5. Observe non-verbal communication cues: facial expressions, head nods, eye gaze, body language, gestures, signs, pointing and reaching
6. Wait for Responses: Give your child 5-10 seconds to reply before asking the question again or prompting.
7. Limit extra questions: When you ask too many difficult questions, children shut down as the demand increases. Instead, use commenting (i.e., “I see your fast trains”) and give choices (i.e., "Do you want milk or juice?”).
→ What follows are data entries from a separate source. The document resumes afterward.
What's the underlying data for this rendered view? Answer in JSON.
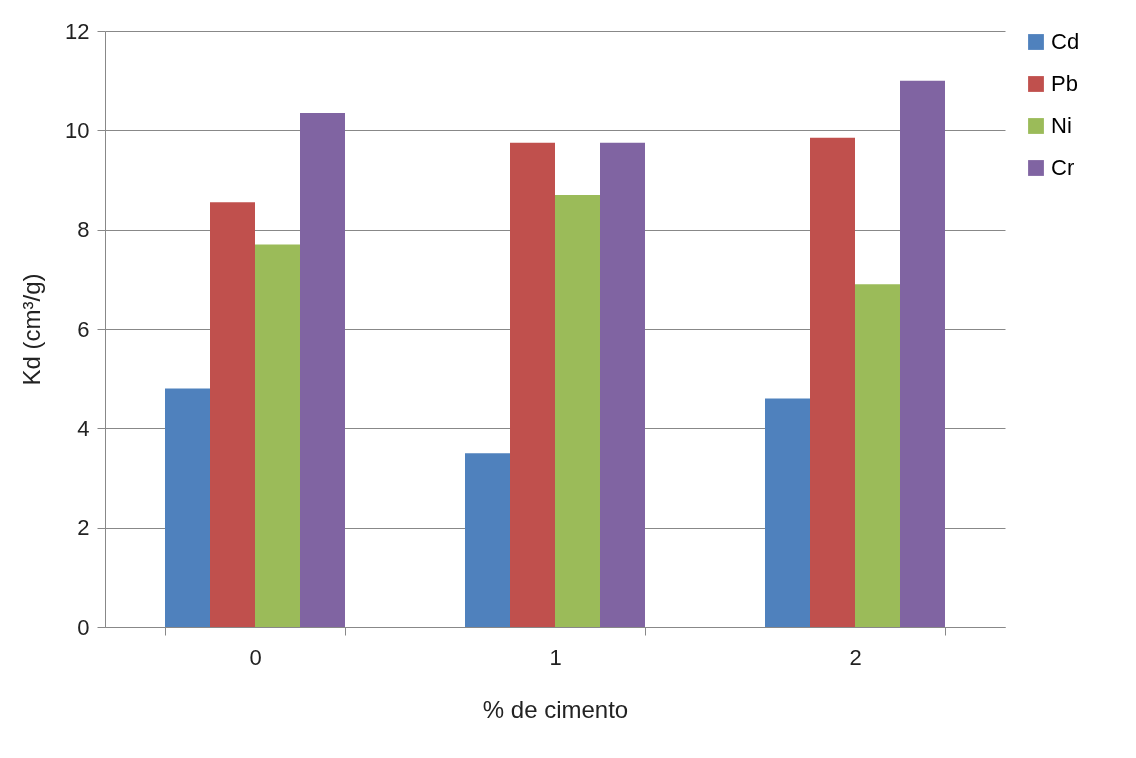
{
  "chart_data": {
    "type": "bar",
    "xlabel": "% de cimento",
    "ylabel": "Kd (cm³/g)",
    "categories": [
      "0",
      "1",
      "2"
    ],
    "series": [
      {
        "name": "Cd",
        "color": "#4f81bd",
        "values": [
          4.8,
          3.5,
          4.6
        ]
      },
      {
        "name": "Pb",
        "color": "#c0504d",
        "values": [
          8.55,
          9.75,
          9.85
        ]
      },
      {
        "name": "Ni",
        "color": "#9bbb59",
        "values": [
          7.7,
          8.7,
          6.9
        ]
      },
      {
        "name": "Cr",
        "color": "#8064a2",
        "values": [
          10.35,
          9.75,
          11.0
        ]
      }
    ],
    "ylim": [
      0,
      12
    ],
    "yticks": [
      0,
      2,
      4,
      6,
      8,
      10,
      12
    ],
    "grid": "y",
    "legend": "right"
  }
}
8. Wait expectantly: Start a sentence, then pause, giving your child a chance to finish a familiar sentence or song (i.e. "Old MacDonald had a _____," "Twinkle twinkle little ____").
9. Taking Turns: Turn-taking in play is a precursor to turn-taking in conversation. Practice this by rolling a ball back and forth or taking turns with a preferred toy.
10. Slow but Natural: Try slowing down your rate of speech.
One of our Cedar Park High School Timberwolf football players has recently made headlines! Colby Norwat, a Junior on the Cedar Park football team has some big shoes to fill, in more ways than one! This star athlete sets an example on and off the field and represents athletes everywhere who have visual impairments. You can check out Colby's news story here:
Another Timberwolf sophomore, Kylie Schafers, has learned to make friends outside of her home in this unique virtual-learning time. Kylie participates in a telegroup for teens who are blind and visually impaired and she reports that this group has meant a great deal to her during the pandemic. "It has made me speak up more in school, and I advocate for myself on my Zoom calls." Kylie participates in the group once a week, with high school students from all over the United States. She would love to have more group chats with students with visual impairments and hopes to begin her own Texas Chapter of this Lighthouse Guild group.https://www.lighthouseguild.org/patients-families/tele-support-services/support-for-teens/
Keep Your Distance
With the recent surge in COVID cases in central Texas, we're especially mindful of how the pandemic continues to affect our community and potentially our schools. Our goal is keeping our campuses open so that our students can learn and our families can thrive. We can't do it alone. Please do your part to celebrate safely during the holidays so that we can continue to support and safeguard our students and teachers. To minimize the spread of COVID-19 and ensure everyone has a safe and healthy holiday season, Austin Public Health is offering risk guidance for gatherings. Enjoy a safe holiday season!